Let people with sickle cell disease inform clinical trial communication
Even the best new treatments and potential cures for sickle cell disease mean little to patients if information about new therapies and research trials are poorly communicated. Although the only curative therapy is a bone marrow transplant, most patients with sickle cell disease lack suitable donors. Finding new treatments to cure sickle cell disease is a research priority not only at St. Jude but also for the American Society of Hematology and National Institutes of Health (NIH).
Ethical challenges of sickle cell disease clinical trials
Clinical trials of new methods of gene manipulation have begun in adults with sickle cell disease. As these gene-editing technologies are used, we’re learning more about their safety, side effects and curative properties. The success of these smaller trials means opening research studies to more patients in order to learn about the treatments’ effectiveness over time. Although the initial trials are in adults, the goal is to treat children and young adult patients, ideally before they experience serious organ damage from sickle cell disease.
But there are ethical challenges unique to sickle cell disease, a disorder that mainly affects African Americans, a group historically mistreated and underrepresented in clinical research. To overcome potential mistrust of clinical research, to improve relationships with patients and researchers, and to understand the best way to engage with potential research participants, it’s imperative to engage both patients and parents of children with sickle cell disease to understand their needs.
We need to increase awareness and education about clinical trials and let the patients and their families tell us how to better communicate with them. People with sickle cell disease have many questions about new medical treatments and the benefits of trying these therapies. Many individuals have questions about simply signing up for a clinical trial or a research study. We’ve formed a national working group to bridge that gap.
SCDGENE – increasing sickle cell disease awareness and advocacy
The National Academies of Sciences, Engineering and Medicine recently outlined a plan to address sickle cell disease in the United States. An ad hoc committee was formed to examine the epidemiology, health outcomes, genetic implications and societal factors of sickle cell disease. Their publication, “Addressing sickle cell disease – a strategic plan and blueprint for action,” outlines the challenges in an eight-fold strategy for those with sickle cell disease and sickle cell trait to live long, healthy, productive lives.
Two of the strategies are:
- improve sickle cell disease awareness and strengthen advocacy efforts
- address barriers to accessing current and pipeline therapies for sickle cell disease
These two strategies complement efforts we’ve begun with a national working group, SCDGENE, to learn more about the best way to communicate with sickle cell disease patients.

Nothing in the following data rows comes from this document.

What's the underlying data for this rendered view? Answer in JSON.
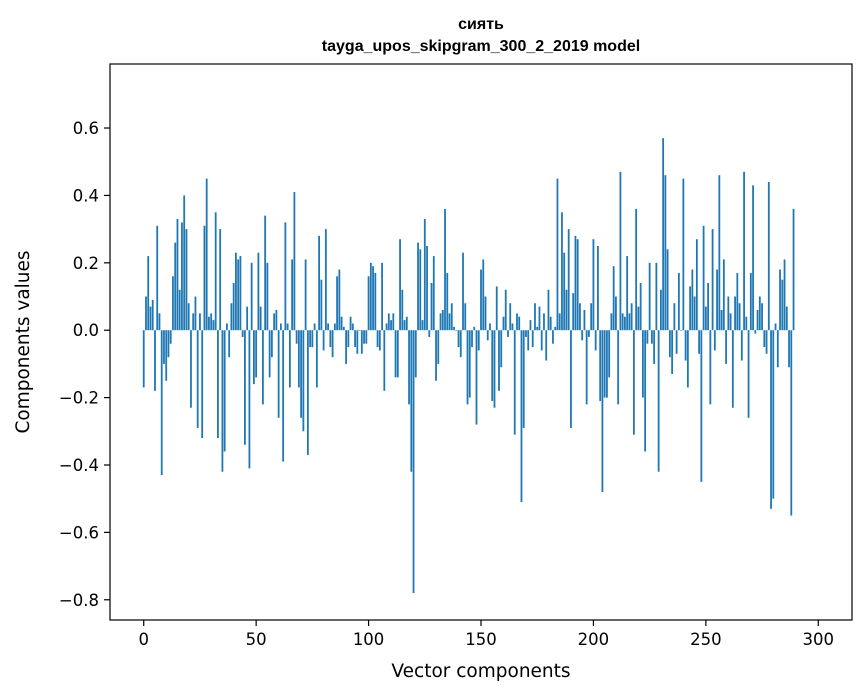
{
  "chart_data": {
    "type": "bar",
    "title": "сиять",
    "subtitle": "tayga_upos_skipgram_300_2_2019 model",
    "xlabel": "Vector components",
    "ylabel": "Components values",
    "xlim": [
      -15,
      315
    ],
    "ylim": [
      -0.86,
      0.79
    ],
    "xticks": [
      0,
      50,
      100,
      150,
      200,
      250,
      300
    ],
    "xtick_labels": [
      "0",
      "50",
      "100",
      "150",
      "200",
      "250",
      "300"
    ],
    "yticks": [
      -0.8,
      -0.6,
      -0.4,
      -0.2,
      0.0,
      0.2,
      0.4,
      0.6
    ],
    "ytick_labels": [
      "−0.8",
      "−0.6",
      "−0.4",
      "−0.2",
      "0.0",
      "0.2",
      "0.4",
      "0.6"
    ],
    "grid": false,
    "bar_color": "#1f77b4",
    "x_start": 0,
    "values": [
      -0.17,
      0.1,
      0.22,
      0.07,
      0.09,
      -0.18,
      0.31,
      0.05,
      -0.43,
      -0.1,
      -0.15,
      -0.08,
      -0.04,
      0.16,
      0.26,
      0.33,
      0.12,
      0.32,
      0.4,
      0.3,
      0.08,
      -0.23,
      0.05,
      0.1,
      -0.29,
      0.05,
      -0.32,
      0.31,
      0.45,
      0.04,
      0.05,
      0.03,
      0.35,
      -0.32,
      0.3,
      -0.42,
      -0.36,
      0.02,
      -0.08,
      0.08,
      0.14,
      0.23,
      0.21,
      0.22,
      -0.02,
      -0.34,
      0.07,
      -0.41,
      0.2,
      -0.16,
      -0.14,
      0.23,
      0.07,
      -0.22,
      0.34,
      0.2,
      -0.14,
      -0.08,
      0.05,
      0.06,
      -0.26,
      0.02,
      -0.39,
      0.32,
      0.02,
      -0.17,
      0.21,
      0.41,
      -0.04,
      -0.17,
      -0.26,
      -0.3,
      0.21,
      -0.37,
      -0.05,
      -0.05,
      0.02,
      -0.17,
      0.28,
      0.15,
      -0.06,
      0.3,
      0.02,
      -0.05,
      -0.08,
      0.02,
      0.16,
      0.18,
      0.04,
      0.01,
      -0.1,
      -0.05,
      0.04,
      0.02,
      -0.05,
      -0.07,
      0.0,
      -0.07,
      -0.04,
      -0.04,
      0.16,
      0.2,
      0.19,
      0.17,
      -0.05,
      -0.06,
      0.2,
      -0.18,
      0.02,
      0.05,
      0.03,
      0.05,
      -0.14,
      -0.14,
      0.27,
      0.12,
      0.03,
      0.04,
      -0.22,
      -0.42,
      -0.78,
      -0.14,
      0.26,
      0.24,
      0.03,
      0.33,
      0.25,
      -0.02,
      0.14,
      0.22,
      -0.15,
      -0.1,
      0.05,
      0.06,
      0.36,
      0.17,
      0.05,
      0.08,
      0.01,
      0.0,
      -0.05,
      -0.08,
      0.23,
      0.08,
      -0.22,
      -0.2,
      -0.05,
      0.01,
      -0.28,
      -0.06,
      0.18,
      0.21,
      0.1,
      -0.03,
      0.02,
      -0.21,
      -0.23,
      0.13,
      -0.18,
      -0.11,
      0.04,
      0.12,
      -0.02,
      0.08,
      0.02,
      -0.31,
      0.05,
      0.04,
      -0.51,
      -0.29,
      -0.02,
      -0.06,
      0.03,
      -0.05,
      0.08,
      0.01,
      0.07,
      -0.06,
      0.05,
      -0.09,
      0.12,
      0.04,
      -0.04,
      0.01,
      0.45,
      0.05,
      0.35,
      0.23,
      0.12,
      0.3,
      -0.29,
      0.11,
      0.28,
      0.27,
      0.08,
      -0.03,
      0.06,
      -0.22,
      -0.02,
      0.08,
      0.27,
      -0.06,
      0.25,
      -0.21,
      -0.48,
      -0.2,
      -0.2,
      -0.14,
      0.05,
      0.19,
      0.1,
      -0.22,
      0.47,
      0.05,
      0.04,
      0.22,
      0.05,
      0.08,
      -0.31,
      0.36,
      0.07,
      0.14,
      -0.2,
      -0.36,
      -0.04,
      0.2,
      -0.04,
      -0.1,
      0.2,
      -0.42,
      0.12,
      0.57,
      0.46,
      0.24,
      -0.08,
      -0.13,
      0.08,
      -0.07,
      0.17,
      0.0,
      0.45,
      -0.09,
      -0.17,
      0.13,
      0.18,
      0.1,
      0.27,
      -0.07,
      -0.45,
      0.31,
      0.07,
      0.14,
      -0.22,
      0.3,
      -0.06,
      0.18,
      0.46,
      0.06,
      0.21,
      -0.1,
      0.1,
      0.05,
      -0.23,
      0.1,
      0.17,
      0.08,
      -0.09,
      0.47,
      0.04,
      -0.26,
      0.17,
      0.43,
      -0.01,
      0.06,
      0.1,
      0.08,
      -0.05,
      -0.07,
      0.44,
      -0.53,
      -0.5,
      0.02,
      -0.11,
      0.18,
      0.15,
      0.21,
      0.07,
      -0.11,
      -0.55,
      0.36
    ]
  }
}
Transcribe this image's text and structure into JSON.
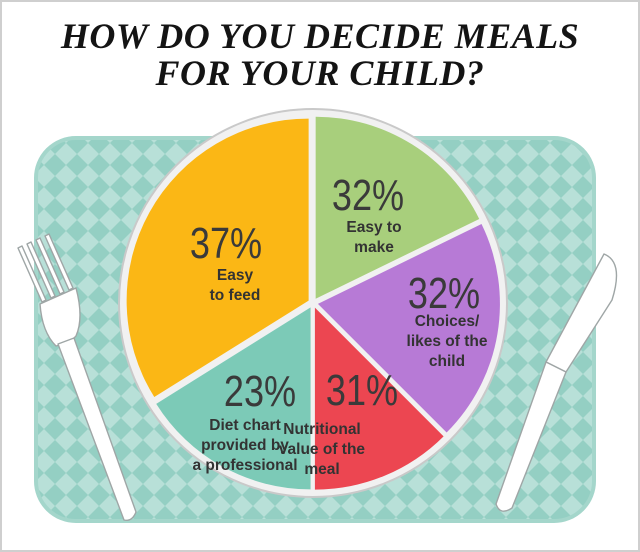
{
  "title_lines": [
    "HOW DO YOU DECIDE MEALS",
    "FOR YOUR CHILD?"
  ],
  "colors": {
    "placemat": "#b8e0d8",
    "placemat_check": "#94cfc3",
    "plate_rim": "#f1f1f1",
    "cutlery": "#ffffff"
  },
  "chart_data": {
    "type": "pie",
    "title": "HOW DO YOU DECIDE MEALS FOR YOUR CHILD?",
    "unit": "%",
    "slices": [
      {
        "value_label": "32%",
        "value": 32,
        "label_lines": [
          "Easy to",
          "make"
        ],
        "color": "#a8cf7c"
      },
      {
        "value_label": "32%",
        "value": 32,
        "label_lines": [
          "Choices/",
          "likes of the",
          "child"
        ],
        "color": "#b77ad6"
      },
      {
        "value_label": "31%",
        "value": 31,
        "label_lines": [
          "Nutritional",
          "value of the",
          "meal"
        ],
        "color": "#ec4651"
      },
      {
        "value_label": "23%",
        "value": 23,
        "label_lines": [
          "Diet chart",
          "provided by",
          "a professional"
        ],
        "color": "#7ccab7"
      },
      {
        "value_label": "37%",
        "value": 37,
        "label_lines": [
          "Easy",
          "to feed"
        ],
        "color": "#fbb715"
      }
    ]
  }
}
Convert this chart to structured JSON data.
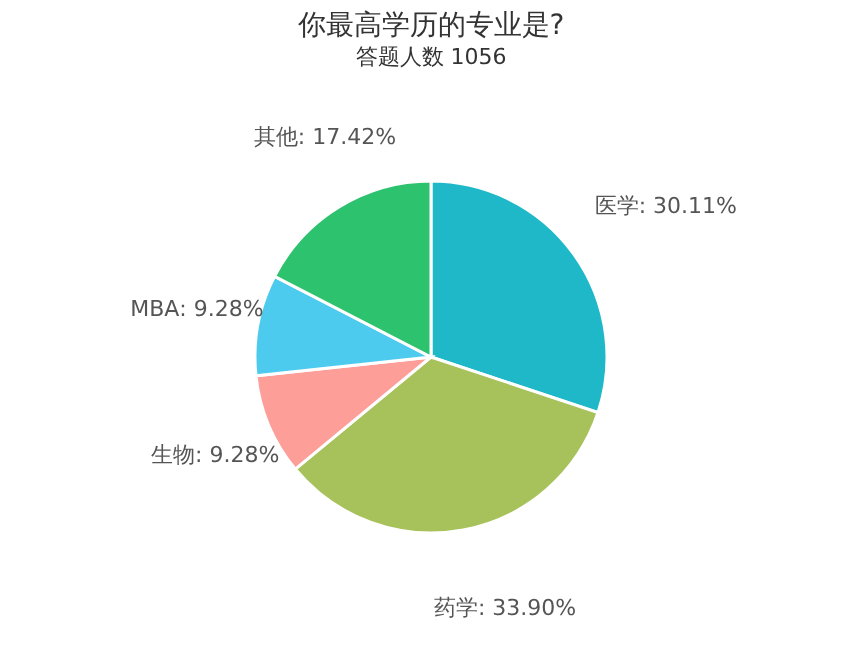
{
  "chart_data": {
    "type": "pie",
    "title": "你最高学历的专业是?",
    "subtitle": "答题人数 1056",
    "categories": [
      "医学",
      "药学",
      "生物",
      "MBA",
      "其他"
    ],
    "values": [
      30.11,
      33.9,
      9.28,
      9.28,
      17.42
    ],
    "value_labels": [
      ": 30.11%",
      ": 33.90%",
      ": 9.28%",
      ": 9.28%",
      ": 17.42%"
    ],
    "colors": [
      "#1fb8c9",
      "#a7c25b",
      "#fd9e99",
      "#4dcbef",
      "#2dc26d"
    ],
    "legend": false
  }
}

SCDGENE, a group of experts in sickle cell disease, bioethics, gene editing, law and health communication, will work with a patient advisory council to advance these two strategies.
With new research studies in development, we want to learn more about the attitudes and concerns of sickle cell disease patients to help inform research to further meet the needs of those who may be eligible to participate in clinical trials.
Our findings, informed by two years of patient input, will guide clinicians and scientists and their educational materials to help future patients make informed decisions about participating in clinical research.
We’re excited and hopeful this effort will lead not only to increased participation in sickle cell disease treatments and therapies, but also to a blueprint for helping end the historical legacy of underrepresentation and mistreatment of minority patients in clinical research.